Una noción básica defendida por varios filósofos del lenguaje ha sido que decir algo es simplemente expresar un enunciado sobre la realidad, el cual puede ser verdadero o falso. El lenguaje en este sentido es visto como una herramienta para describir o representar la realidad. El filósofo británico J.L. Austin (1911-1960) estableció una ruptura fundamental con esta visión. Si bien aceptaba que existen enunciados que meramente describen la realidad (los llamaba “constatativos”), argumentó que también existen enunciados de otro tipo. Éstos no describen o constatan nada, por ende no son ni verdaderos ni falsos y, lo más importante, enunciarlos “es parte de –o es– la realización de una acción, que no sería normalmente descrita como decir algo”. A este otro tipo de enunciados los llamó performativos (en español también se les ha nombrado realizativos).
Los enunciados performativos, contrario de los constatativos, no describen la realidad sino que más bien realizan una acción. Dos ejemplos que ya son clásicos: cuándo alguien dice “acepto” en una boda o “te apuesto a que lloverá mañana”. En estos enunciados, “decir las palabras es, usualmente un, o incluso el, incidente clave en la realización del acto”. El enunciado no representa el acto: las palabras mismas lo llevan acabo. Así, con este tipo de enunciados no describimos o decimos que estamos casándonos o apostando, sino de hecho estamos realizando estas acciones con ellos.
Austin señala que para ser exitosos los enunciados performativos tienen que ser dichos en las circunstancias precisas, con una intención específica, y deben estar acompañados por otras acciones. Sin estos requisitos, la acción que el enunciado performativo estaría realizando no puede ser implementada. Dicho de otra manera: hay varios infortunios que pueden hacer que un enunciado performativo falle y no logre su objetivo. Es importante señalar que este tipo de enunciados no son ni verdaderos ni falsos, porque no están describiendo ninguna realidad exterior a ellos.

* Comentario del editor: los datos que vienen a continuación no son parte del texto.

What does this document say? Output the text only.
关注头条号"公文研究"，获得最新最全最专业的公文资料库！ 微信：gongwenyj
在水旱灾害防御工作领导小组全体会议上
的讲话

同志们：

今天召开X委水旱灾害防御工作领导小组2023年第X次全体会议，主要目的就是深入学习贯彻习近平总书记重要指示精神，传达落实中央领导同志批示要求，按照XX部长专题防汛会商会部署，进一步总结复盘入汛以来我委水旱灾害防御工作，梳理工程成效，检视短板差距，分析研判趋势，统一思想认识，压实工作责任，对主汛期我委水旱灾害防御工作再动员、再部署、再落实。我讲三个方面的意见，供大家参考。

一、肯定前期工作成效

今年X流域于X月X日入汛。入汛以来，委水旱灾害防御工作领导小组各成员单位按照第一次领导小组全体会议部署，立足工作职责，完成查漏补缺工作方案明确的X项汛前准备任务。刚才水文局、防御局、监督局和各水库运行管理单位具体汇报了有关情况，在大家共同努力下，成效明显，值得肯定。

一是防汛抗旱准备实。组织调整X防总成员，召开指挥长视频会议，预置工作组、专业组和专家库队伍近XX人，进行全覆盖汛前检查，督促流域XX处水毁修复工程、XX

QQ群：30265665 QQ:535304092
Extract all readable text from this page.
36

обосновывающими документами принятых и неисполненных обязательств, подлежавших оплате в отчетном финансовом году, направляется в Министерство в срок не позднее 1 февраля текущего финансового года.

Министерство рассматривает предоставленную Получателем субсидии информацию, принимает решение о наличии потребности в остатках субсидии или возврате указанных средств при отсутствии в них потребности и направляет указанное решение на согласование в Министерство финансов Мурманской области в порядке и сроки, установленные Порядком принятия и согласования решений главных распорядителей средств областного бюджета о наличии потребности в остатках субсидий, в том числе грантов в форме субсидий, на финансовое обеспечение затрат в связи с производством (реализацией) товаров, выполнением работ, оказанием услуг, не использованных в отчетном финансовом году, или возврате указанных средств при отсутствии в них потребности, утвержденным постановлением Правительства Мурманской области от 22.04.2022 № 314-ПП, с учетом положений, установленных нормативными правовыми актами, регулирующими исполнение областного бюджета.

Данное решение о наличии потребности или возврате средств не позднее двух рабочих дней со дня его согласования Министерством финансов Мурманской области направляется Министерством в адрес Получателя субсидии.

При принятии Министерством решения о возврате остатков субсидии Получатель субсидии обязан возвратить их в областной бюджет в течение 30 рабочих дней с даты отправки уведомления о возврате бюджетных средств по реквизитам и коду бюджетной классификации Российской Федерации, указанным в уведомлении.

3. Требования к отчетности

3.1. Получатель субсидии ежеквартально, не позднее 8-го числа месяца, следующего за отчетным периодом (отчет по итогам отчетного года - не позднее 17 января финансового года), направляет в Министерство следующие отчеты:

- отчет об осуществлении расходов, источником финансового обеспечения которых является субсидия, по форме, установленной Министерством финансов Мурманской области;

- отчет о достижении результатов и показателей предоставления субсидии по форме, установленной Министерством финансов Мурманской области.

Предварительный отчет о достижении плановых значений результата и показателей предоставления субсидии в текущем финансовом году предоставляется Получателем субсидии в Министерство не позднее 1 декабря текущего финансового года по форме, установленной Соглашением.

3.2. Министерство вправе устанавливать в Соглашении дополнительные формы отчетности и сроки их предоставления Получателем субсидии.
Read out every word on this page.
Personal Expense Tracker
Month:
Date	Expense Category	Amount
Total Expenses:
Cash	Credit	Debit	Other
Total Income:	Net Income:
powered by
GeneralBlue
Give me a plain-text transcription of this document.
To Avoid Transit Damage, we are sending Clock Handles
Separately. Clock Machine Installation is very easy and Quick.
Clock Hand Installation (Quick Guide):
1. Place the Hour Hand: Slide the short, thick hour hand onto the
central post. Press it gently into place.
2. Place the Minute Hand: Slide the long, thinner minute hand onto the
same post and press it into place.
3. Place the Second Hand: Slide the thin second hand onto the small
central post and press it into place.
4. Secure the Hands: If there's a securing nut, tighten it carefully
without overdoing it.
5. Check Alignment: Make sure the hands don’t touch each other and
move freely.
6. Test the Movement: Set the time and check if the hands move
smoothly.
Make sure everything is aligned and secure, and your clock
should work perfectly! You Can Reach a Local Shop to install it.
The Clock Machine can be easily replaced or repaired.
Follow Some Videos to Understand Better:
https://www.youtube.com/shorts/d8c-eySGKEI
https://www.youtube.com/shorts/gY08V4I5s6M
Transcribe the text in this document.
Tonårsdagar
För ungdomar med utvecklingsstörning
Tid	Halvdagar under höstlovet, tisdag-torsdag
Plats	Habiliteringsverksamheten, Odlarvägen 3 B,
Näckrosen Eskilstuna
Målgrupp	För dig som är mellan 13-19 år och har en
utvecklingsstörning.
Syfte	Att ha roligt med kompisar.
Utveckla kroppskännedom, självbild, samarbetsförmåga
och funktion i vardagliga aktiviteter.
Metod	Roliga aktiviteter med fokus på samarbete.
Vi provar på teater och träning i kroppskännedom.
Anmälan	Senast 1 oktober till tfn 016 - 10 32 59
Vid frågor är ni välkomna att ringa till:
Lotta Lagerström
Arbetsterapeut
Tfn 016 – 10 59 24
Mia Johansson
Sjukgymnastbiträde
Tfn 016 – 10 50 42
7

La existencia de los enunciados performativos muestra que el lenguaje no solamente representa la realidad sino que también actúa sobre ella. Puede describir al mundo por medio de los enunciados constatativos, pero también puede transformarlo por medio de los performativos. Es fundamental subrayar que para Austin este último tipo de enunciados dependen de la intención del sujeto que los enuncia. Así, como apuntamos antes, el poder de las palabras de transformar el mundo está delimitado por el contexto en el cual se enuncian y, a su vez, está dirigido por la intención de quien lo hace. El planteamiento de Austin marcaría un parte aguas en la filosofía del lenguaje, muy particularmente respecto a las ideas hegemónicas sobre la relación existente entre las palabras y la realidad.
Todas las citas, cuya versión al español es nuestra, provienen de:
J.L. Austin. How to do Things With Words. The William James Lectures delivered at Harvard University in 1955. Oxford: Oxford University Press, 1962.
Saludos, si bien es cierto lo que dicen sobre los enunciados performativos, están cayendo en un error al decir que estos conviven únicamente junto con los enunciados aquí llamados constanttivos. Los enunciados constantativos o proposiciones, como se conocen en lógica, son sólo una parte de los distintos tipos de enunciados que se pueden crear, pues además de estos podemos encontrar enunciados cuya intención no es describir la realidad (proposición) ni crearla (performativos). Podemos pensar en los enunciados imperativos «termina de comer», «haz la tarea», «ve por tortillas» cuya función no es hacer una aseveración de la realidad ni crear una realidad, sino influir en el oyente. Además de estos enunciados imperativos, hay bastantes otros con distintas finalidades.
Por lo tanto, me parece que dividir los enunciados en una cuestión binaria (proposición vs. realización) ignora muchas otras posibilidades.
Sucede que el lenguaje en todo momento está referido a algo, no hay lenguaje abstracto, aunque alguien pueda forzar la cuestión y decir que si existe algo así como la nada expresada a través del lenguaje. El lenguaje es una interfase, es un medio a través del cual se puede constatar la existencia de cosas que no son asequibles de manera sensible, cosas que no son asequibles a nuestros cinco sentidos, pero eso no es una facultad del lenguaje, sino el lenguaje expresando cosas a las que se puede acceder por medio de otras formas de conocimiento; por supuesto formas de conocimiento, no magia ni esoterismo, formas de conocimiento, un ejemplo de esto es el conocimiento de lo social, o el conocimiento de nuestra subjetividad, por edios indirectos–conceptuales–.